By Michael C. Huntington, M.D.
Albany (Ore.) Democrat-Herald, Letters, Jan. 16, 2017
Thomas Kraemer (Jan. 10) implied that Medicare costs are unacceptable. He should quickly add, however, that Medicare has controlled costs and allowed better access to care for people of retirement age than private insurance has for everyone else. The average annual growth rate in Medicare per capita spending from 2000 to 2015 was 2 percent. The average inflation rate during that time was 2.1 percent.
Mr. Kraemer equated Medicare to a single-payer system, but Medicare is prohibited by law from being a single-payer system like those that are so successful in other countries.
For both Medicare and the general population, a medical procedure in the United States is priced not on the value to the individual or the population but on the value bestowed on it by an obscure committee (RUC) of the American Medical Association.

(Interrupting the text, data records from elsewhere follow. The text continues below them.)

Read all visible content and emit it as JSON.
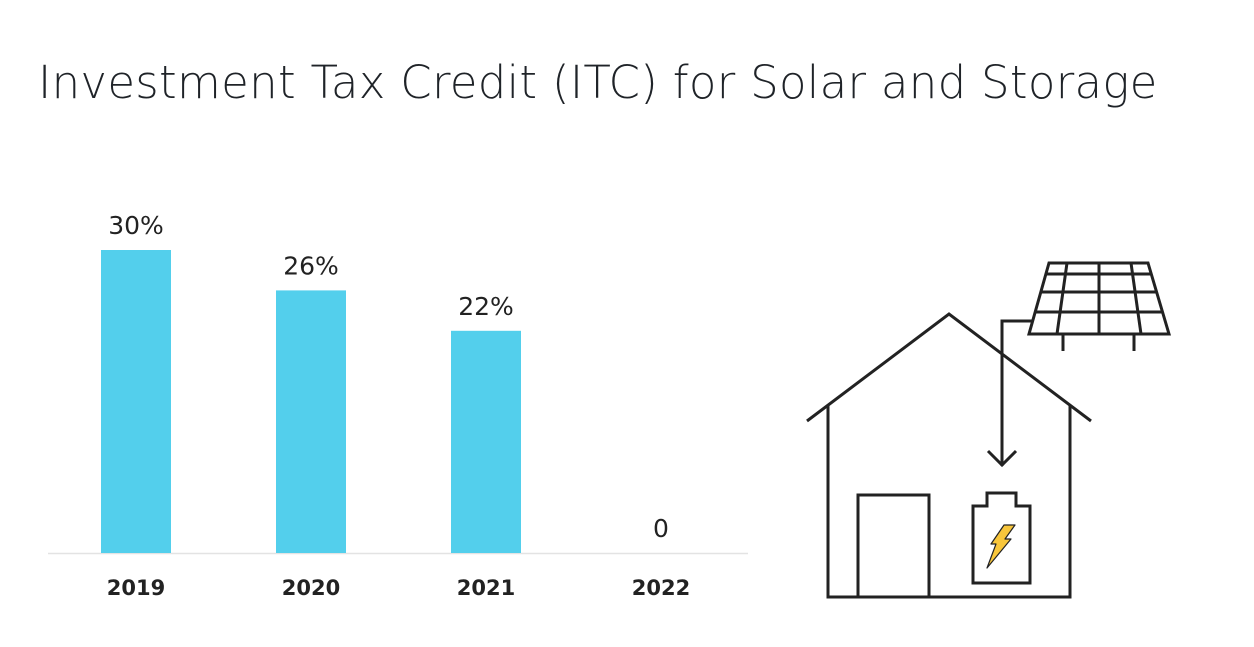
{
  "chart_data": {
    "type": "bar",
    "title": "Investment Tax Credit (ITC) for Solar and Storage",
    "categories": [
      "2019",
      "2020",
      "2021",
      "2022"
    ],
    "values": [
      30,
      26,
      22,
      0
    ],
    "data_labels": [
      "30%",
      "26%",
      "22%",
      "0"
    ],
    "xlabel": "",
    "ylabel": "",
    "ylim": [
      0,
      30
    ],
    "grid": false,
    "bar_color": "#53cfec"
  },
  "illustration": {
    "description_icons": [
      "house-icon",
      "solar-panel-icon",
      "battery-icon",
      "lightning-bolt-icon",
      "arrow-down-icon"
    ],
    "bolt_color": "#f8c63b",
    "line_color": "#222222"
  }
}
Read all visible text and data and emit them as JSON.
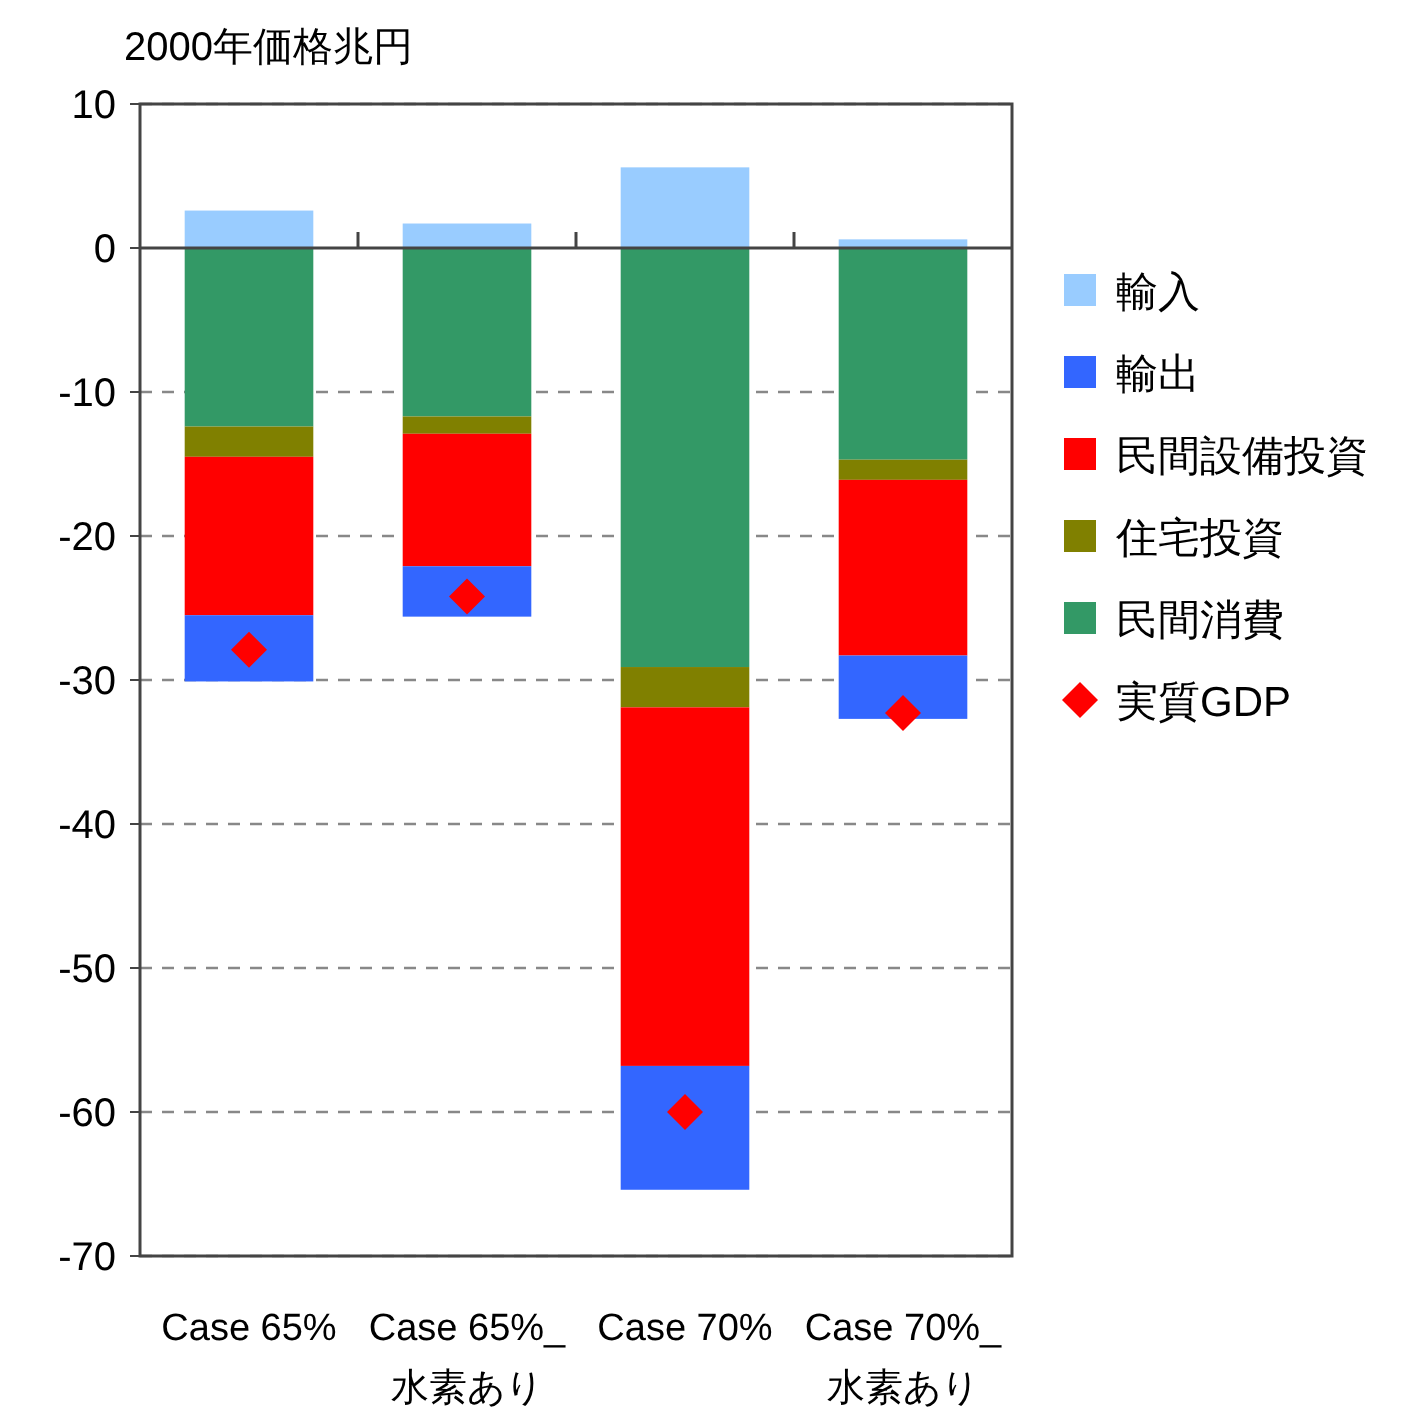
{
  "chart_data": {
    "type": "bar",
    "stacked": true,
    "ylabel": "2000年価格兆円",
    "categories": [
      "Case 65%",
      "Case 65%_\n水素あり",
      "Case 70%",
      "Case 70%_\n水素あり"
    ],
    "series": [
      {
        "name": "民間消費",
        "color": "#339966",
        "values": [
          -12.4,
          -11.7,
          -29.1,
          -14.7
        ]
      },
      {
        "name": "住宅投資",
        "color": "#808000",
        "values": [
          -2.1,
          -1.2,
          -2.8,
          -1.4
        ]
      },
      {
        "name": "民間設備投資",
        "color": "#ff0000",
        "values": [
          -11.0,
          -9.2,
          -24.9,
          -12.2
        ]
      },
      {
        "name": "輸出",
        "color": "#3366ff",
        "values": [
          -4.6,
          -3.5,
          -8.6,
          -4.4
        ]
      },
      {
        "name": "輸入",
        "color": "#99ccff",
        "values": [
          2.6,
          1.7,
          5.6,
          0.6
        ]
      },
      {
        "name": "実質GDP",
        "type": "scatter",
        "marker": "diamond",
        "color": "#ff0000",
        "values": [
          -27.9,
          -24.2,
          -60.0,
          -32.3
        ]
      }
    ],
    "ylim": [
      -70,
      10
    ],
    "yticks": [
      10,
      0,
      -10,
      -20,
      -30,
      -40,
      -50,
      -60,
      -70
    ],
    "grid": "y",
    "legend": "right"
  }
}
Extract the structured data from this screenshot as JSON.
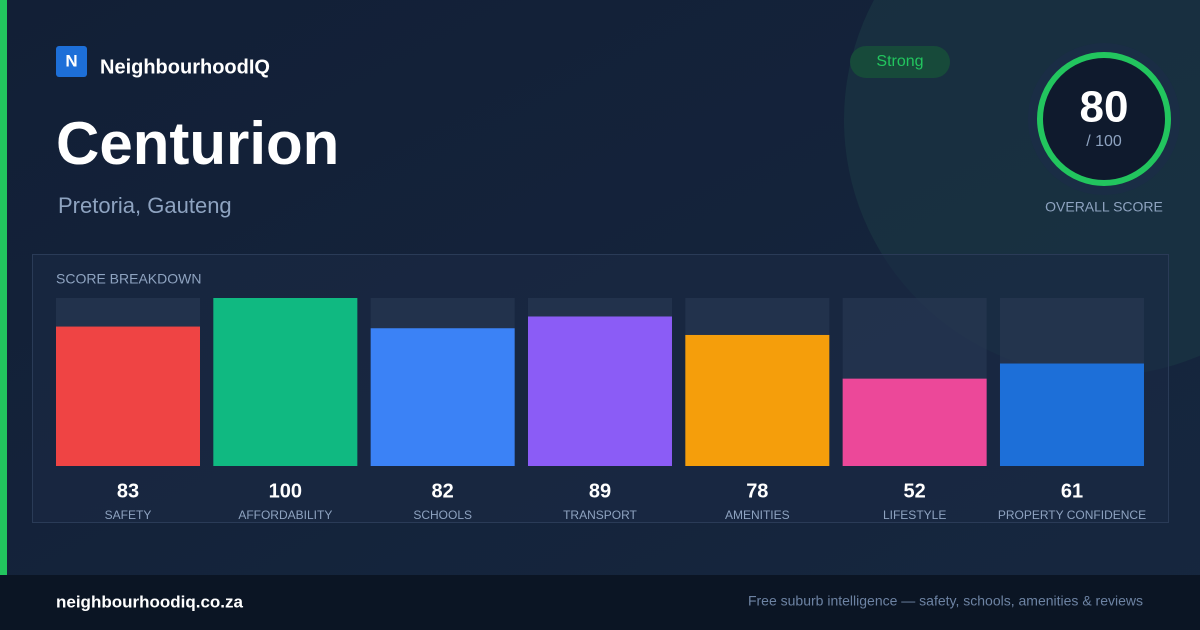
{
  "brand": {
    "logo": "N",
    "name": "NeighbourhoodIQ"
  },
  "title": "Centurion",
  "subtitle": "Pretoria, Gauteng",
  "badge": "Strong",
  "overall": {
    "score": 80,
    "max": "/ 100",
    "label": "OVERALL SCORE"
  },
  "chart_data": {
    "type": "bar",
    "title": "SCORE BREAKDOWN",
    "categories": [
      "SAFETY",
      "AFFORDABILITY",
      "SCHOOLS",
      "TRANSPORT",
      "AMENITIES",
      "LIFESTYLE",
      "PROPERTY CONFIDENCE"
    ],
    "values": [
      83,
      100,
      82,
      89,
      78,
      52,
      61
    ],
    "colors": [
      "#ef4444",
      "#10b981",
      "#3b82f6",
      "#8b5cf6",
      "#f59e0b",
      "#ec4899",
      "#1d6fd8"
    ],
    "ylim": [
      0,
      100
    ]
  },
  "footer": {
    "site": "neighbourhoodiq.co.za",
    "tagline": "Free suburb intelligence — safety, schools, amenities & reviews"
  }
}
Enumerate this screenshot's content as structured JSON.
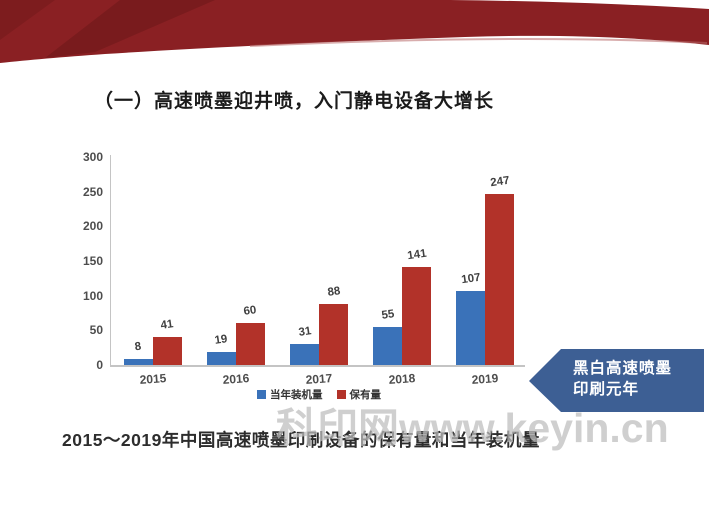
{
  "slide": {
    "title": "（一）高速喷墨迎井喷，入门静电设备大增长",
    "caption": "2015～2019年中国高速喷墨印刷设备的保有量和当年装机量",
    "watermark": "科印网www.keyin.cn"
  },
  "callout": {
    "line1": "黑白高速喷墨",
    "line2": "印刷元年",
    "color": "#3d5f94"
  },
  "theme": {
    "ribbon_red": "#8a2023",
    "ribbon_dark": "#5f1313",
    "ribbon_highlight": "#b86a6a",
    "axis_color": "#c4c4c4",
    "bar_blue": "#3a72b9",
    "bar_red": "#b23229"
  },
  "chart_data": {
    "type": "bar",
    "title": "",
    "xlabel": "",
    "ylabel": "",
    "categories": [
      "2015",
      "2016",
      "2017",
      "2018",
      "2019"
    ],
    "series": [
      {
        "name": "当年装机量",
        "color": "#3a72b9",
        "values": [
          8,
          19,
          31,
          55,
          107
        ]
      },
      {
        "name": "保有量",
        "color": "#b23229",
        "values": [
          41,
          60,
          88,
          141,
          247
        ]
      }
    ],
    "ylim": [
      0,
      300
    ],
    "yticks": [
      0,
      50,
      100,
      150,
      200,
      250,
      300
    ],
    "grid": false,
    "legend_position": "bottom",
    "value_labels": true
  }
}
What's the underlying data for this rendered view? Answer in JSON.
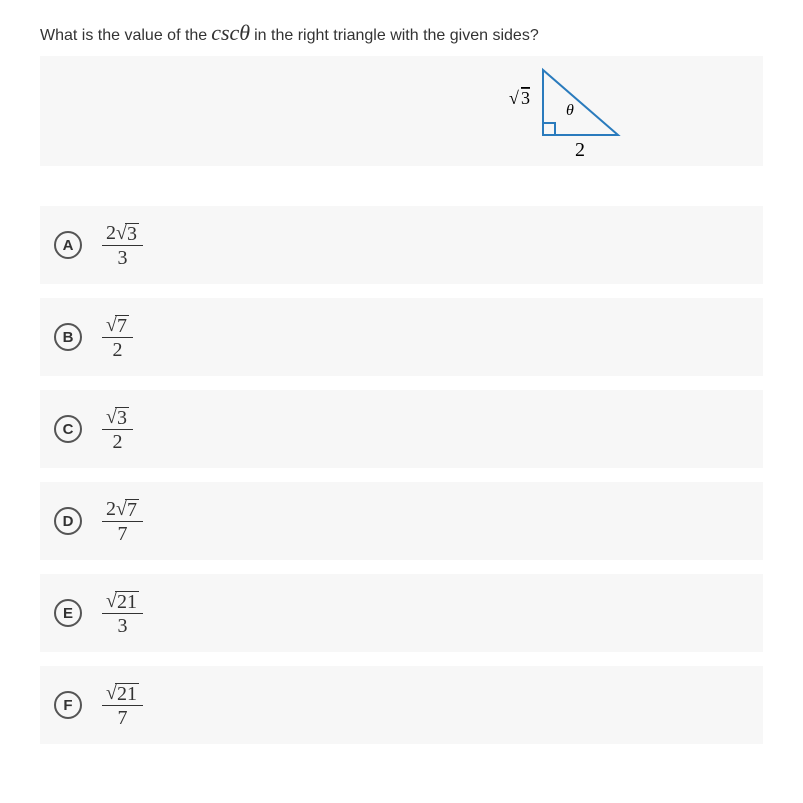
{
  "question": {
    "before": "What is the value of the",
    "trig": "cscθ",
    "after": "in the right triangle with the given sides?"
  },
  "triangle": {
    "leg_vertical_label": "√3",
    "leg_horizontal_label": "2",
    "angle_label": "θ",
    "leg_vertical": "3",
    "leg_horizontal": "2",
    "stroke": "#2a7bbd",
    "stroke_width": 2
  },
  "choices": [
    {
      "letter": "A",
      "num_coeff": "2",
      "num_rad": "3",
      "den": "3"
    },
    {
      "letter": "B",
      "num_coeff": "",
      "num_rad": "7",
      "den": "2"
    },
    {
      "letter": "C",
      "num_coeff": "",
      "num_rad": "3",
      "den": "2"
    },
    {
      "letter": "D",
      "num_coeff": "2",
      "num_rad": "7",
      "den": "7"
    },
    {
      "letter": "E",
      "num_coeff": "",
      "num_rad": "21",
      "den": "3"
    },
    {
      "letter": "F",
      "num_coeff": "",
      "num_rad": "21",
      "den": "7"
    }
  ],
  "colors": {
    "row_bg": "#f7f7f7",
    "text": "#333333"
  }
}
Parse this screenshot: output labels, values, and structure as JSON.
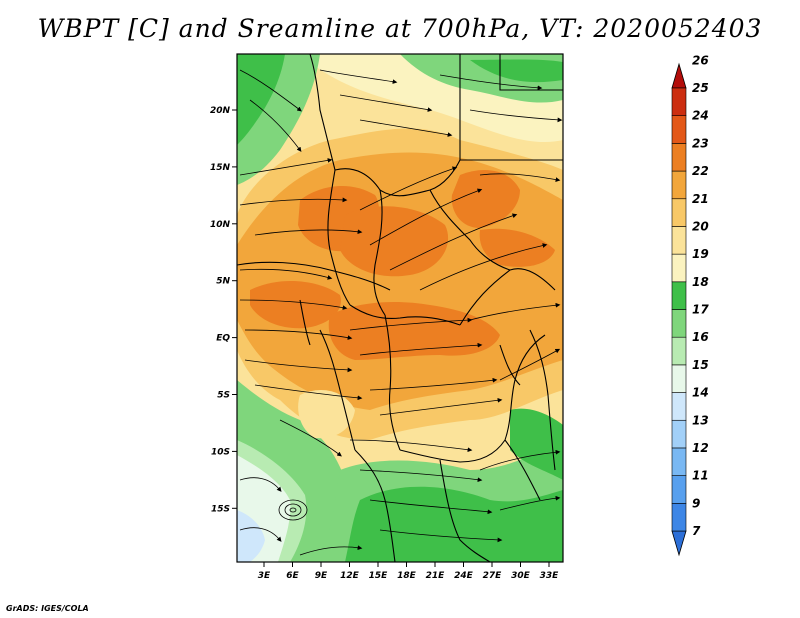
{
  "title": "WBPT [C] and Sreamline at 700hPa, VT: 2020052403",
  "credit": "GrADS: IGES/COLA",
  "map": {
    "variable": "WBPT",
    "units": "C",
    "level": "700hPa",
    "valid_time": "2020052403",
    "lon_ticks": [
      "3E",
      "6E",
      "9E",
      "12E",
      "15E",
      "18E",
      "21E",
      "24E",
      "27E",
      "30E",
      "33E"
    ],
    "lat_ticks": [
      "20N",
      "15N",
      "10N",
      "5N",
      "EQ",
      "5S",
      "10S",
      "15S"
    ]
  },
  "colorbar": {
    "labels": [
      "7",
      "9",
      "11",
      "12",
      "13",
      "14",
      "15",
      "16",
      "17",
      "18",
      "19",
      "20",
      "21",
      "22",
      "23",
      "24",
      "25",
      "26"
    ],
    "colors": [
      "#2c6fd8",
      "#3d86e6",
      "#58a0ee",
      "#79b8f3",
      "#a2d0f8",
      "#cfe7fb",
      "#e8f8ea",
      "#b8ebb2",
      "#7fd67c",
      "#3fbf49",
      "#fbf3c0",
      "#fbe39a",
      "#f8c867",
      "#f2a63b",
      "#ec7f22",
      "#e35818",
      "#cc2e10",
      "#b30d0a"
    ]
  },
  "colors": {
    "coast": "#000000",
    "stream": "#000000"
  }
}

The committee creates financial incentives favoring high-cost procedures over primary care, just the opposite of what is needed to control costs and improve health for any population.
Medicare is not allowed to negotiate prices with the pharmaceutical industry or use scientific method to determine what pharmaceuticals Medicare should pay for. To get a drug approved by the Food and Drug Administration, a company needs only to prove that the drug is more effective than a placebo, not better or less costly than an existing equivalent drug. The company then markets the drug at the highest price the market will bear.
Help create a Medicare for All, free from crippling restrictions. Visit Mid-Valley Health Care Advocates (www.mvhca.org).
Dr. Michael C. Huntington resides in Corvallis.